While complainants—not employers—will have the burden of proving the existence of less discriminatory alternatives, employers are wise to consider these options before settling for procedures that have an adverse impact. The failure to consider such options could result in future liability that otherwise could be avoided.

Tip No. 7: Ensure Hiring Agents Are in Compliance

Some employers use psychological assessment centers to handle personnel selection. While the expertise provided by assessment centers can be valuable to employers, the law deems such centers to be agents of employers.

As a result, violations made by such centers will be attributed to employers. Simply put, psychological assessment centers are prohibited from asking job candidates the same types of questions that employers are prohibited from asking. Therefore, you would be wise to ask your agents to establish the validity of their methods. If they cannot do so to your satisfaction, you probably will not be able to meet your legal burden if challenged in court.

Conclusion

Employers that maintain formalized, structured employee selection systems—even if those systems include subjective evaluation—will be in a better position than employers that do not. As a result, employers should audit their existing procedures and consider making changes where appropriate. This audit should cover the entire personnel selection process, including both in-house and hired assessment centers. Where deficiencies are revealed, practices should be modified to lessen the employers’ susceptibility to legal liability.

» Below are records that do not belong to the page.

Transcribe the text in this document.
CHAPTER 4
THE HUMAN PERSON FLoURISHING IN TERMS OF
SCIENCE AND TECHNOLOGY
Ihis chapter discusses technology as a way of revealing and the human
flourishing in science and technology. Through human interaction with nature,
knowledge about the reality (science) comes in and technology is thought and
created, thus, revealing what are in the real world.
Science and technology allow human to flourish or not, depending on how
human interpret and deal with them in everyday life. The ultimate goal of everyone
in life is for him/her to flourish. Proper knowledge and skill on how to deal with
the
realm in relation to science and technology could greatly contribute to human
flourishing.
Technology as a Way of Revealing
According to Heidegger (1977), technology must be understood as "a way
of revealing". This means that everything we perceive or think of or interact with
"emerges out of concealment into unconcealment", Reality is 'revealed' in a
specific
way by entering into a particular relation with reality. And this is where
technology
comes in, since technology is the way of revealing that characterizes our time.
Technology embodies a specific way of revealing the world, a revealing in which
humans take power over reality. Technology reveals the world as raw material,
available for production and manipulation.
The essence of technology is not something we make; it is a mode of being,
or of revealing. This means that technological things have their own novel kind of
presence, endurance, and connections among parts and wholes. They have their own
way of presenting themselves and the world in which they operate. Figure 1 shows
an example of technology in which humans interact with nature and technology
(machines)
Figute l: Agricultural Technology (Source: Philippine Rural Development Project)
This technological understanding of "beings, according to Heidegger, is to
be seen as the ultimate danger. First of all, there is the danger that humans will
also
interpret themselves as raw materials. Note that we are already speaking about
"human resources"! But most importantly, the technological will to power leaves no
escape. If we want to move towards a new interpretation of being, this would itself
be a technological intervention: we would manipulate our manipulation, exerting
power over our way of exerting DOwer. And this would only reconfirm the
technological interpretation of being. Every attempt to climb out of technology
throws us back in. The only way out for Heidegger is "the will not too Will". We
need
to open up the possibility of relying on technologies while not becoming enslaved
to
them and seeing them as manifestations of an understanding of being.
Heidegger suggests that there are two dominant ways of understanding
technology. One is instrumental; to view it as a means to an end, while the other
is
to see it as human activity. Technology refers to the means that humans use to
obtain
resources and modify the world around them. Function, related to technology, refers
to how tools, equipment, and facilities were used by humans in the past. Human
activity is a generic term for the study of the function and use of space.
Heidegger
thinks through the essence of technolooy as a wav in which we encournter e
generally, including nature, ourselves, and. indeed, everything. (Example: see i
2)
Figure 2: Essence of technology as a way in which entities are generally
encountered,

Although an audit of the nature described above can require expenditures of time and money, the exercise is worth the cost in terms of strengthening employers’ chances of prevailing early in future litigation, or by avoiding litigation altogether. Industrial/organizational consultants and legal counsel can aid in this process. Employers have learned that being proactive, rather than reactive, will pay off.

Timothy M. Holly earned a Master of Arts degree in industrial/organizational psychology from Xavier University and a Juris Doctorate degree from the Villanova University School of Law. He currently works as a management defense attorney for the labor and employment group of the law firm of Potter, Anderson & Corroon LLP in Wilmington, Del.